¿Alguna vez has tenido la sensación de estar a punto de caer por un precipicio? — Sus ojos color chocolate miraban atentamente a los esmeralda del otro, mientras una de sus manos apartaba los mechones rubios que le dificultaban contemplar ese rostro de facciones tan hermosas.

Si, pero ¿y eso qué? — Preguntó de vuelta el rubio, pero el moreno continuó hablando como si no lo hubiera escuchado, aun así una fugaz sonrisa surco su cara, desapareciendo cuando prosiguió.

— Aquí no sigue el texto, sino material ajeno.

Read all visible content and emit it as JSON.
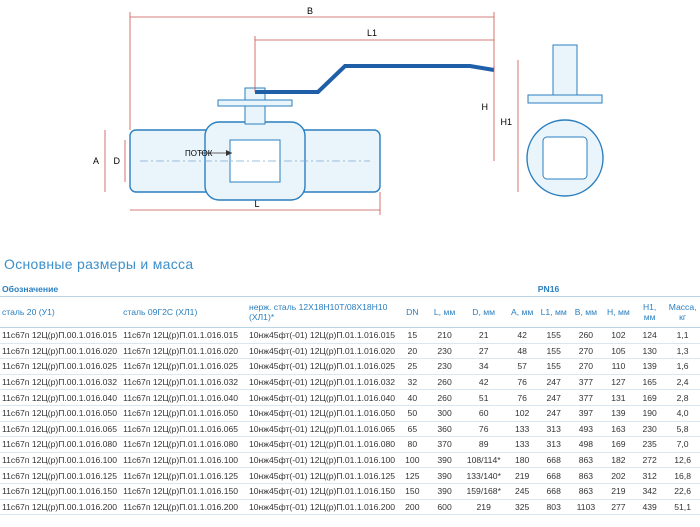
{
  "drawing": {
    "labels": {
      "b": "B",
      "l1": "L1",
      "h": "H",
      "h1": "H1",
      "a": "A",
      "d": "D",
      "l": "L",
      "flow": "ПОТОК"
    }
  },
  "section": {
    "title": "Основные размеры и масса"
  },
  "table": {
    "group_headers": [
      "Обозначение",
      "PN16"
    ],
    "headers": [
      "сталь 20 (У1)",
      "сталь 09Г2С (ХЛ1)",
      "нерж. сталь 12Х18Н10Т/08Х18Н10 (ХЛ1)*",
      "DN",
      "L, мм",
      "D, мм",
      "A, мм",
      "L1, мм",
      "B, мм",
      "H, мм",
      "H1, мм",
      "Масса, кг"
    ],
    "rows": [
      [
        "11с67п 12Ц(р)П.00.1.016.015",
        "11с67п 12Ц(р)П.01.1.016.015",
        "10нж45фт(-01) 12Ц(р)П.01.1.016.015",
        "15",
        "210",
        "21",
        "42",
        "155",
        "260",
        "102",
        "124",
        "1,1"
      ],
      [
        "11с67п 12Ц(р)П.00.1.016.020",
        "11с67п 12Ц(р)П.01.1.016.020",
        "10нж45фт(-01) 12Ц(р)П.01.1.016.020",
        "20",
        "230",
        "27",
        "48",
        "155",
        "270",
        "105",
        "130",
        "1,3"
      ],
      [
        "11с67п 12Ц(р)П.00.1.016.025",
        "11с67п 12Ц(р)П.01.1.016.025",
        "10нж45фт(-01) 12Ц(р)П.01.1.016.025",
        "25",
        "230",
        "34",
        "57",
        "155",
        "270",
        "110",
        "139",
        "1,6"
      ],
      [
        "11с67п 12Ц(р)П.00.1.016.032",
        "11с67п 12Ц(р)П.01.1.016.032",
        "10нж45фт(-01) 12Ц(р)П.01.1.016.032",
        "32",
        "260",
        "42",
        "76",
        "247",
        "377",
        "127",
        "165",
        "2,4"
      ],
      [
        "11с67п 12Ц(р)П.00.1.016.040",
        "11с67п 12Ц(р)П.01.1.016.040",
        "10нж45фт(-01) 12Ц(р)П.01.1.016.040",
        "40",
        "260",
        "51",
        "76",
        "247",
        "377",
        "131",
        "169",
        "2,8"
      ],
      [
        "11с67п 12Ц(р)П.00.1.016.050",
        "11с67п 12Ц(р)П.01.1.016.050",
        "10нж45фт(-01) 12Ц(р)П.01.1.016.050",
        "50",
        "300",
        "60",
        "102",
        "247",
        "397",
        "139",
        "190",
        "4,0"
      ],
      [
        "11с67п 12Ц(р)П.00.1.016.065",
        "11с67п 12Ц(р)П.01.1.016.065",
        "10нж45фт(-01) 12Ц(р)П.01.1.016.065",
        "65",
        "360",
        "76",
        "133",
        "313",
        "493",
        "163",
        "230",
        "5,8"
      ],
      [
        "11с67п 12Ц(р)П.00.1.016.080",
        "11с67п 12Ц(р)П.01.1.016.080",
        "10нж45фт(-01) 12Ц(р)П.01.1.016.080",
        "80",
        "370",
        "89",
        "133",
        "313",
        "498",
        "169",
        "235",
        "7,0"
      ],
      [
        "11с67п 12Ц(р)П.00.1.016.100",
        "11с67п 12Ц(р)П.01.1.016.100",
        "10нж45фт(-01) 12Ц(р)П.01.1.016.100",
        "100",
        "390",
        "108/114*",
        "180",
        "668",
        "863",
        "182",
        "272",
        "12,6"
      ],
      [
        "11с67п 12Ц(р)П.00.1.016.125",
        "11с67п 12Ц(р)П.01.1.016.125",
        "10нж45фт(-01) 12Ц(р)П.01.1.016.125",
        "125",
        "390",
        "133/140*",
        "219",
        "668",
        "863",
        "202",
        "312",
        "16,8"
      ],
      [
        "11с67п 12Ц(р)П.00.1.016.150",
        "11с67п 12Ц(р)П.01.1.016.150",
        "10нж45фт(-01) 12Ц(р)П.01.1.016.150",
        "150",
        "390",
        "159/168*",
        "245",
        "668",
        "863",
        "219",
        "342",
        "22,6"
      ],
      [
        "11с67п 12Ц(р)П.00.1.016.200",
        "11с67п 12Ц(р)П.01.1.016.200",
        "10нж45фт(-01) 12Ц(р)П.01.1.016.200",
        "200",
        "600",
        "219",
        "325",
        "803",
        "1103",
        "277",
        "439",
        "51,1"
      ]
    ]
  }
}
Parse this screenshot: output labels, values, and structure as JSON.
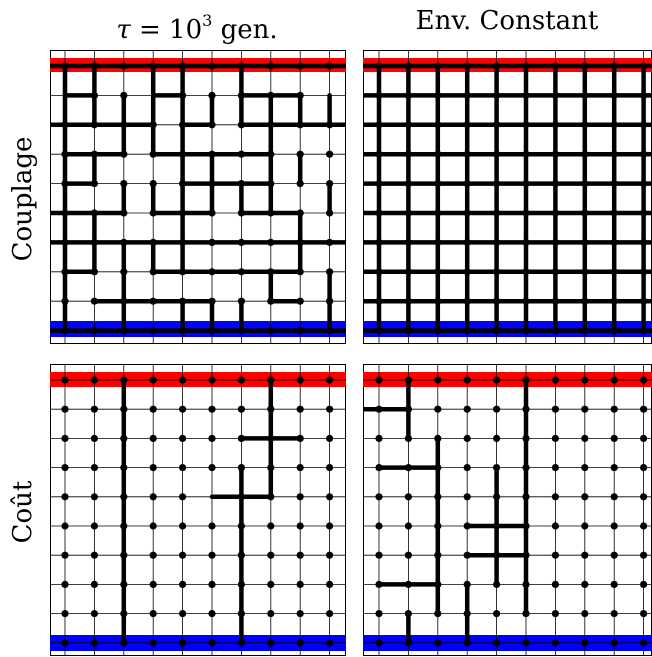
{
  "titles": {
    "col_left_symbol": "τ",
    "col_left_eq": " = 10",
    "col_left_exp": "3",
    "col_left_unit": " gen.",
    "col_right": "Env. Constant",
    "row_top": "Couplage",
    "row_bottom": "Coût"
  },
  "colors": {
    "top_band": "#ff0000",
    "bottom_band": "#0000ff",
    "grid": "#000000",
    "background": "#ffffff"
  },
  "lattice": {
    "columns": 10,
    "rows": 10,
    "note_thick": "thick segments are strong links between adjacent nodes"
  },
  "panels": [
    {
      "id": "couplage-tau",
      "thick_h": [
        "1111111111",
        "0100100110",
        "1111010111",
        "0110111100",
        "0100011100",
        "1110110110",
        "1111111111",
        "0100111110",
        "0011110010",
        "1111111111"
      ],
      "thick_v": [
        "1101101000",
        "1111111111",
        "1011100100",
        "1100110110",
        "1011111101",
        "1100100010",
        "1111100010",
        "1010000101",
        "1010111001"
      ],
      "dots": [
        "1111111111",
        "0110111110",
        "1111111111",
        "1111111111",
        "1111111111",
        "1111111111",
        "1111111111",
        "1111111111",
        "1111111111",
        "1111111111"
      ]
    },
    {
      "id": "couplage-const",
      "thick_h": [
        "1111111111",
        "1111111111",
        "1111111111",
        "1111111111",
        "1111111111",
        "1111111111",
        "1111111111",
        "1111111111",
        "1111111111",
        "1111111111"
      ],
      "thick_v": [
        "1111111111",
        "1111111111",
        "1111111111",
        "1111111111",
        "1111111111",
        "1111111111",
        "1111111111",
        "1111111111",
        "1111111111"
      ],
      "dots": [
        "1111111111",
        "1111111111",
        "1111111111",
        "1111111111",
        "1111111111",
        "1111111111",
        "1111111111",
        "1111111111",
        "1111111111",
        "1111111111"
      ]
    },
    {
      "id": "cout-tau",
      "thick_h": [
        "0000000000",
        "0000000000",
        "0000000110",
        "0000000000",
        "0000001100",
        "0000000000",
        "0000000000",
        "0000000000",
        "0000000000",
        "0000000000"
      ],
      "thick_v": [
        "0010000100",
        "0010000100",
        "0010000100",
        "0010001100",
        "0010001000",
        "0010001000",
        "0010001000",
        "0010001000",
        "0010001000"
      ],
      "dots": [
        "1111111111",
        "1111111111",
        "1111111111",
        "1111111111",
        "1111101111",
        "1111111111",
        "1111111111",
        "1111111111",
        "1111111111",
        "1111111111"
      ]
    },
    {
      "id": "cout-const",
      "thick_h": [
        "0000000000",
        "1100000000",
        "0000000000",
        "0110000000",
        "0000000000",
        "0000110000",
        "0000110000",
        "0110000000",
        "0000000000",
        "0000000000"
      ],
      "thick_v": [
        "0100010000",
        "0100010000",
        "0010010000",
        "0010110000",
        "0010110000",
        "0010110000",
        "0010110000",
        "0011010000",
        "0101000000"
      ],
      "dots": [
        "1111111111",
        "1111111111",
        "1111111111",
        "1111111111",
        "1111111111",
        "1111111111",
        "1111111111",
        "1111111111",
        "1111111111",
        "1111111111"
      ]
    }
  ]
}
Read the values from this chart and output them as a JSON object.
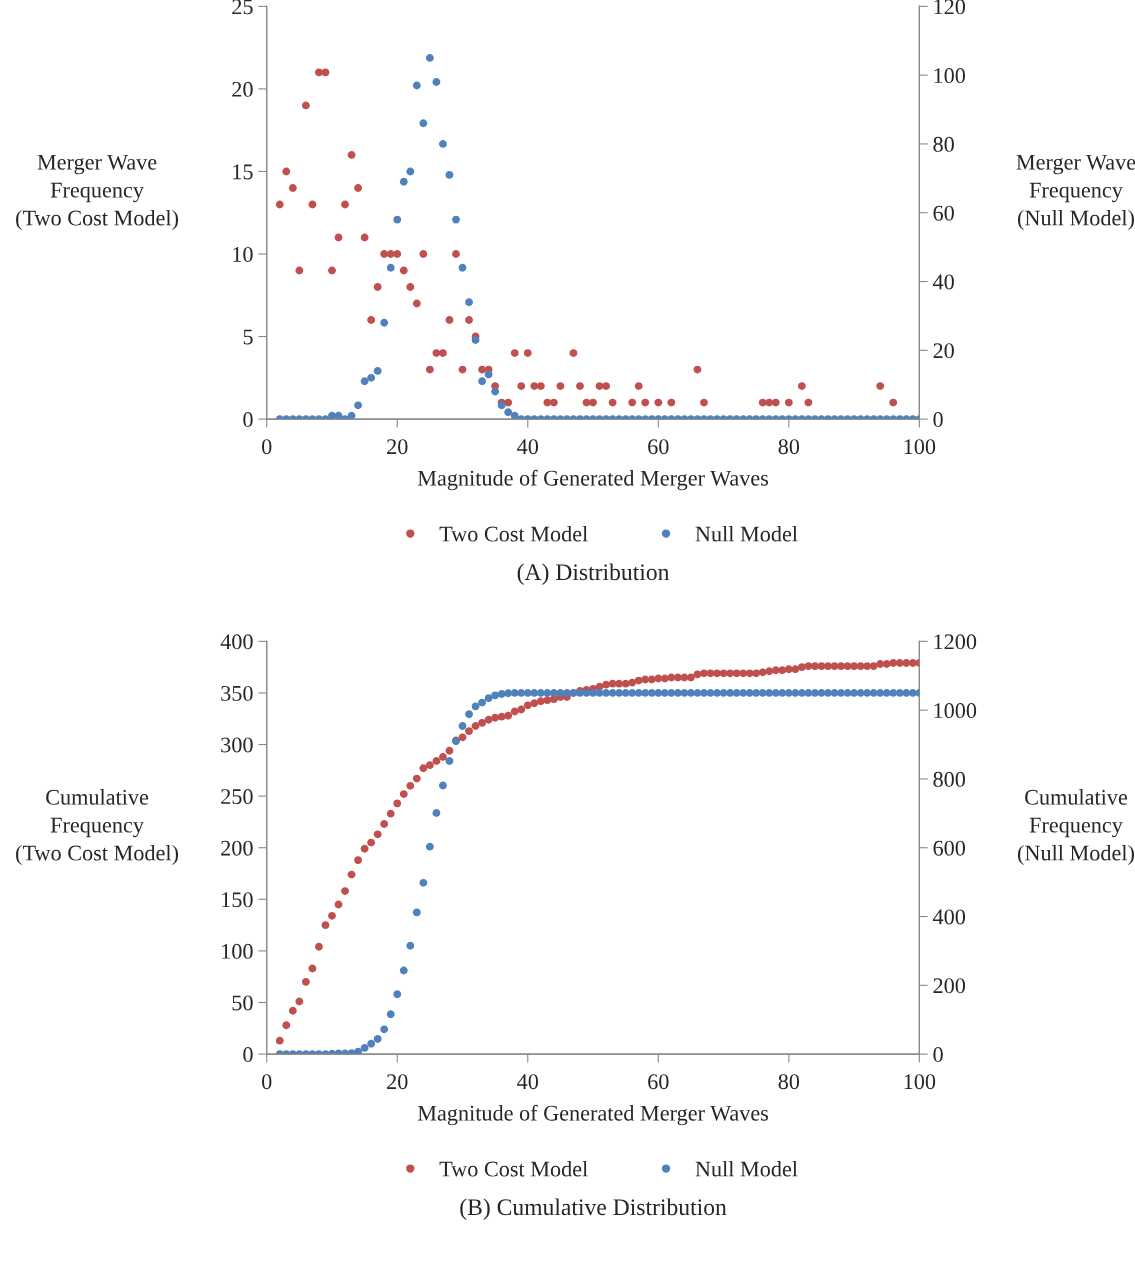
{
  "chart_data": [
    {
      "type": "scatter",
      "title": "(A) Distribution",
      "xlabel": "Magnitude of Generated Merger Waves",
      "ylabel": "Merger Wave\nFrequency\n(Two Cost Model)",
      "y2label": "Merger Wave\nFrequency\n(Null Model)",
      "x": [
        2,
        3,
        4,
        5,
        6,
        7,
        8,
        9,
        10,
        11,
        12,
        13,
        14,
        15,
        16,
        17,
        18,
        19,
        20,
        21,
        22,
        23,
        24,
        25,
        26,
        27,
        28,
        29,
        30,
        31,
        32,
        33,
        34,
        35,
        36,
        37,
        38,
        39,
        40,
        41,
        42,
        43,
        44,
        45,
        46,
        47,
        48,
        49,
        50,
        51,
        52,
        53,
        54,
        55,
        56,
        57,
        58,
        59,
        60,
        61,
        62,
        63,
        64,
        65,
        66,
        67,
        68,
        69,
        70,
        71,
        72,
        73,
        74,
        75,
        76,
        77,
        78,
        79,
        80,
        81,
        82,
        83,
        84,
        85,
        86,
        87,
        88,
        89,
        90,
        91,
        92,
        93,
        94,
        95,
        96,
        97,
        98,
        99,
        100
      ],
      "series": [
        {
          "name": "Two Cost Model",
          "color": "#c0504d",
          "values": [
            13,
            15,
            14,
            9,
            19,
            13,
            21,
            21,
            9,
            11,
            13,
            16,
            14,
            11,
            6,
            8,
            10,
            10,
            10,
            9,
            8,
            7,
            10,
            3,
            4,
            4,
            6,
            10,
            3,
            6,
            5,
            3,
            3,
            2,
            1,
            1,
            4,
            2,
            4,
            2,
            2,
            1,
            1,
            2,
            null,
            4,
            2,
            1,
            1,
            2,
            2,
            1,
            null,
            null,
            1,
            2,
            1,
            null,
            1,
            null,
            1,
            null,
            null,
            null,
            3,
            1,
            null,
            null,
            null,
            null,
            null,
            null,
            null,
            null,
            1,
            1,
            1,
            null,
            1,
            null,
            2,
            1,
            null,
            null,
            null,
            null,
            null,
            null,
            null,
            null,
            null,
            null,
            2,
            null,
            1,
            null,
            null,
            null,
            null
          ]
        },
        {
          "name": "Null Model",
          "color": "#4f81bd",
          "axis": "y2",
          "values": [
            0,
            0,
            0,
            0,
            0,
            0,
            0,
            0,
            1,
            1,
            0,
            1,
            4,
            11,
            12,
            14,
            28,
            44,
            58,
            69,
            72,
            97,
            86,
            105,
            98,
            80,
            71,
            58,
            44,
            34,
            23,
            11,
            13,
            8,
            4,
            2,
            1,
            0,
            0,
            0,
            0,
            0,
            0,
            0,
            0,
            0,
            0,
            0,
            0,
            0,
            0,
            0,
            0,
            0,
            0,
            0,
            0,
            0,
            0,
            0,
            0,
            0,
            0,
            0,
            0,
            0,
            0,
            0,
            0,
            0,
            0,
            0,
            0,
            0,
            0,
            0,
            0,
            0,
            0,
            0,
            0,
            0,
            0,
            0,
            0,
            0,
            0,
            0,
            0,
            0,
            0,
            0,
            0,
            0,
            0,
            0,
            0,
            0,
            0
          ]
        }
      ],
      "xlim": [
        0,
        100
      ],
      "xticks": [
        0,
        20,
        40,
        60,
        80,
        100
      ],
      "ylim": [
        0,
        25
      ],
      "yticks": [
        0,
        5,
        10,
        15,
        20,
        25
      ],
      "y2lim": [
        0,
        120
      ],
      "y2ticks": [
        0,
        20,
        40,
        60,
        80,
        100,
        120
      ],
      "marker": "circle",
      "legend": "bottom",
      "grid": false
    },
    {
      "type": "scatter",
      "title": "(B) Cumulative Distribution",
      "xlabel": "Magnitude of Generated Merger Waves",
      "ylabel": "Cumulative\nFrequency\n(Two Cost Model)",
      "y2label": "Cumulative\nFrequency\n(Null Model)",
      "x": [
        2,
        3,
        4,
        5,
        6,
        7,
        8,
        9,
        10,
        11,
        12,
        13,
        14,
        15,
        16,
        17,
        18,
        19,
        20,
        21,
        22,
        23,
        24,
        25,
        26,
        27,
        28,
        29,
        30,
        31,
        32,
        33,
        34,
        35,
        36,
        37,
        38,
        39,
        40,
        41,
        42,
        43,
        44,
        45,
        46,
        47,
        48,
        49,
        50,
        51,
        52,
        53,
        54,
        55,
        56,
        57,
        58,
        59,
        60,
        61,
        62,
        63,
        64,
        65,
        66,
        67,
        68,
        69,
        70,
        71,
        72,
        73,
        74,
        75,
        76,
        77,
        78,
        79,
        80,
        81,
        82,
        83,
        84,
        85,
        86,
        87,
        88,
        89,
        90,
        91,
        92,
        93,
        94,
        95,
        96,
        97,
        98,
        99,
        100
      ],
      "series": [
        {
          "name": "Two Cost Model",
          "color": "#c0504d",
          "values": [
            13,
            28,
            42,
            51,
            70,
            83,
            104,
            125,
            134,
            145,
            158,
            174,
            188,
            199,
            205,
            213,
            223,
            233,
            243,
            252,
            260,
            267,
            277,
            280,
            284,
            288,
            294,
            304,
            307,
            313,
            318,
            321,
            324,
            326,
            327,
            328,
            332,
            334,
            338,
            340,
            342,
            343,
            344,
            346,
            346,
            350,
            352,
            353,
            354,
            356,
            358,
            359,
            359,
            359,
            360,
            362,
            363,
            363,
            364,
            364,
            365,
            365,
            365,
            365,
            368,
            369,
            369,
            369,
            369,
            369,
            369,
            369,
            369,
            369,
            370,
            371,
            372,
            372,
            373,
            373,
            375,
            376,
            376,
            376,
            376,
            376,
            376,
            376,
            376,
            376,
            376,
            376,
            378,
            378,
            379,
            379,
            379,
            379,
            379
          ]
        },
        {
          "name": "Null Model",
          "color": "#4f81bd",
          "axis": "y2",
          "values": [
            0,
            0,
            0,
            0,
            0,
            0,
            0,
            0,
            1,
            2,
            2,
            3,
            7,
            18,
            30,
            44,
            72,
            116,
            174,
            243,
            315,
            412,
            498,
            603,
            701,
            781,
            852,
            910,
            954,
            988,
            1011,
            1022,
            1035,
            1043,
            1047,
            1049,
            1050,
            1050,
            1050,
            1050,
            1050,
            1050,
            1050,
            1050,
            1050,
            1050,
            1050,
            1050,
            1050,
            1050,
            1050,
            1050,
            1050,
            1050,
            1050,
            1050,
            1050,
            1050,
            1050,
            1050,
            1050,
            1050,
            1050,
            1050,
            1050,
            1050,
            1050,
            1050,
            1050,
            1050,
            1050,
            1050,
            1050,
            1050,
            1050,
            1050,
            1050,
            1050,
            1050,
            1050,
            1050,
            1050,
            1050,
            1050,
            1050,
            1050,
            1050,
            1050,
            1050,
            1050,
            1050,
            1050,
            1050,
            1050,
            1050,
            1050,
            1050,
            1050,
            1050
          ]
        }
      ],
      "xlim": [
        0,
        100
      ],
      "xticks": [
        0,
        20,
        40,
        60,
        80,
        100
      ],
      "ylim": [
        0,
        400
      ],
      "yticks": [
        0,
        50,
        100,
        150,
        200,
        250,
        300,
        350,
        400
      ],
      "y2lim": [
        0,
        1200
      ],
      "y2ticks": [
        0,
        200,
        400,
        600,
        800,
        1000,
        1200
      ],
      "marker": "circle",
      "legend": "bottom",
      "grid": false
    }
  ]
}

Estás parado muy cerca del borde, incluso la mínima brisa podría tirarte, y tu gritas por ayuda a las personas que te rodean, gritas tan, pero tan fuerte que hay un momento en que tu voz se quiebra, pero a pesar de eso parece que nadie te escucha, y por supuesto, nadie voltea a mirarte, hasta se podría decir que parecen ignorarte, nadie te tiende una mano. Entonces lo escuchas, esa parte de tu mente que siempre está ahí, preguntando y diciendo "¿vale la pena?", "¿para qué seguir luchando?", "todo sería mejor si simplemente desaparecieras"...

¿Por qué me estás diciendo esto? — El rubio se incorpora bruscamente en su lugar, mirando con una mezcla de miedo y confusión a su acompañante.

Porque es exactamente así como me sentía antes de conocerte. — El moreno se incorporó también y acarició con suavidad la mejilla del rubio, para después acercarlo a él y unir sus labios en un beso.